Dispensationalism Made Easy


The Law (Mosaic Covenant)


“Wherefore, then, serveth the law? It was added because of transgressions, till the seed should come to Whom the promise was made;...” (Gal. 3: 19).


If the nation of Israel was ever going to fulfill her destiny as "the light of the world", it was now necessary for God to place them under “the law”, and the law would act as a "schoolmaster": “Wherefore, the law was our schoolmaster to bring us to Christ…” (Gal. 3: 24).


The Greek word translated "schoolmaster" is paidagogos, and a paidagogos was a disciplinarian who was given the responsibility of giving children moral training and keeping them from the evils of the world. The purpose of the Law was to place the children of Israel under the precise discipline of the law, and in this way the people would be a "holy nation".


The Law, or the Mosaic Covenant, was composed of three parts. First was the "Ten Commandments", which is an expression of the righteous will of God. Next were the "ordinances". Once an Israelite sinned, he was declared "blameless" if he brought the required offering and took part in the ordinances of "atonement". Lastly, there were the "judgments", which governed the social life of Israel.


If the children of Israel would faithfully keep the law then they would be known and feared by all the nations of the earth: “The Lord shall establish thee an holy people unto Himself, as He hath sworn unto thee, if thou shalt keep the commandments of the Lord thy God, and walk in His ways. And all the people of the earth shall see that thou art called by the name of the Lord, and they shall be afraid of thee” (Deut. 28: 9, 10).


“Keep, therefore, and do them; for this is your wisdom and your understanding in the sight of the nations, who shall hear all these statutes and say, Surely this great nation is a wise and understanding people” (Deut. 4: 6).


All the people of the earth were to gain a knowledge of the one true God through Israel: “Unto them were committed the oracles of God” (Ro. 3: 2), so “that all the people of the earth may know that the Lord is God, and that there is none else” (1 Ki. 8: 60).


The Lord also revealed the “the law" was both "a blessing and a curse": “I set before you this day a blessing and a curse: A blessing, if ye obey the commandments of the Lord your God, which I command you in this day; And a curse, if ye will not obey the commandments of the Lord your God, but turn aside out of the way which I command you this day, to go after other gods, which ye have not known” (Deut. 11: 26-28).


Later, God also promised King David that his son, Solomon, would “build a house for My name, and I will establish the throne of his kingdom forever” (2 Sam. 7: 13).
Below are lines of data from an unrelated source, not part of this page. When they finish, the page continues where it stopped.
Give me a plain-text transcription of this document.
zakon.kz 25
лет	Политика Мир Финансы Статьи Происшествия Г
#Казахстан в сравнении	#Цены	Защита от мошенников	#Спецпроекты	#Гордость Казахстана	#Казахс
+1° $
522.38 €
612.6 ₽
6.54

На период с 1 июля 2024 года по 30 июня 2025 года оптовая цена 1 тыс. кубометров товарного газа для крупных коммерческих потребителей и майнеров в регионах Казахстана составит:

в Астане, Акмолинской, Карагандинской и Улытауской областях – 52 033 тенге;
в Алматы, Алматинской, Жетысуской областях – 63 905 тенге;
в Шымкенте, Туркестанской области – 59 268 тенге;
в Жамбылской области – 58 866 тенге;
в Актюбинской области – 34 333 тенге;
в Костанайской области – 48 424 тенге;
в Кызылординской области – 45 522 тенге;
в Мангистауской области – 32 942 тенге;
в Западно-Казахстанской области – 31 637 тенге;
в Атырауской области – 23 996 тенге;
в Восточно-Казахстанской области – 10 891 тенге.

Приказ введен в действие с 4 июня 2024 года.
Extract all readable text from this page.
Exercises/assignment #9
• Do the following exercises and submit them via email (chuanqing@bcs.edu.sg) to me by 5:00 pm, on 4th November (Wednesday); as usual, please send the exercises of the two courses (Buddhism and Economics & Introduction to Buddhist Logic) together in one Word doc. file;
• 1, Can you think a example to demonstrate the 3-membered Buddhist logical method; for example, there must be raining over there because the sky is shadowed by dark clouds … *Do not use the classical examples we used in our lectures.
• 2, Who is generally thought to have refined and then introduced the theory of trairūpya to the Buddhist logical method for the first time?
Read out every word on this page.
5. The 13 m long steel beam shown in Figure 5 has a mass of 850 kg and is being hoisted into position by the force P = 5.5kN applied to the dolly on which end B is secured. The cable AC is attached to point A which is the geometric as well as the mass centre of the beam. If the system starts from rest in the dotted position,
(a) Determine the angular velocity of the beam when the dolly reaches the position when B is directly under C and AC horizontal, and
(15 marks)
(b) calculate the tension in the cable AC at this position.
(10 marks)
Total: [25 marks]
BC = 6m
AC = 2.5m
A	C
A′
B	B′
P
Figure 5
At the dedication of the Temple that Solomon built “the glory of the Lord had filled the house of the Lord”. Over time “King Solomon exceeded all the kings of the earth in riches and for wisdom. And all the earth consulted Solomon, to hear his wisdom, which God had put in his heart” (1 Ki.10: 23, 24).


But Solomon went down to Egypt for his queen, the daughter of Pharaoh, who “turned away his heart after other gods” (1 Ki. 11: 1, 4). As time went on in Israel the kingdom ruled by Solomon became a hindrance to God΄s purposes. Israel began to treat the Gentiles with contempt, and instead of revealing the true God to them,”the name of God” was “blasphemed among the Gentiles” through them (Ro. 2: 24). The Jews treated Solomon΄s Temple,which was to have been “a house of prayer to all nations” (Mk. 11: 17), as though it was not God΄s house, but their own, and ended up by degrading it until it became at last “a den of thieves”.


Not only did the Jews fail in their commission to be the Ministers of God, they also “mocked the messengers of God, and despised His words, and misused His prophets, until the wrath of the Lord arose against His people, till there was no remedy” (2 Chor. 36: 16). Jerusalem was then destroyed by invading forces, and the Jews who escaped death were carried away captive to Babylon.


The law had brought "death" to the nation of Israel: “...for the letter killeth...the ministration of death, written and engraved in stones” (2 Cor. 3: 6, 7).


It was during this time when the prophets began to reveal a time when the children of Israel would be brought back to their land and brought back to life. In a vision the prophet Ezekiel saw the nation of Israel and he likened them to "dry bones":


“The hand of the Lord was upon me, and carried me out in the Spirit of the Lord, and set me down in the midst of the valley which was full of bone….these bones are the whole house of Israel; behold, they say, Our bones are dried, and our hope is lost; we are cut off on our part” (Ez. 37: 1, 11).


The Lord then revealed how He would restore Israel and bring her back to life so that she could fulfill her destiny as "the light of the world":


“He said to me, Prophesy upon these bones: and say to them, O dry bones, hear the word of the Lord. Thus says the Lord God to these bones, Behold, I will cause spirit to enter into you, and you shall live” (Ez. 37: 4, 5; RSV).


The nation would be reborn by having the Lord put holy spirit within her.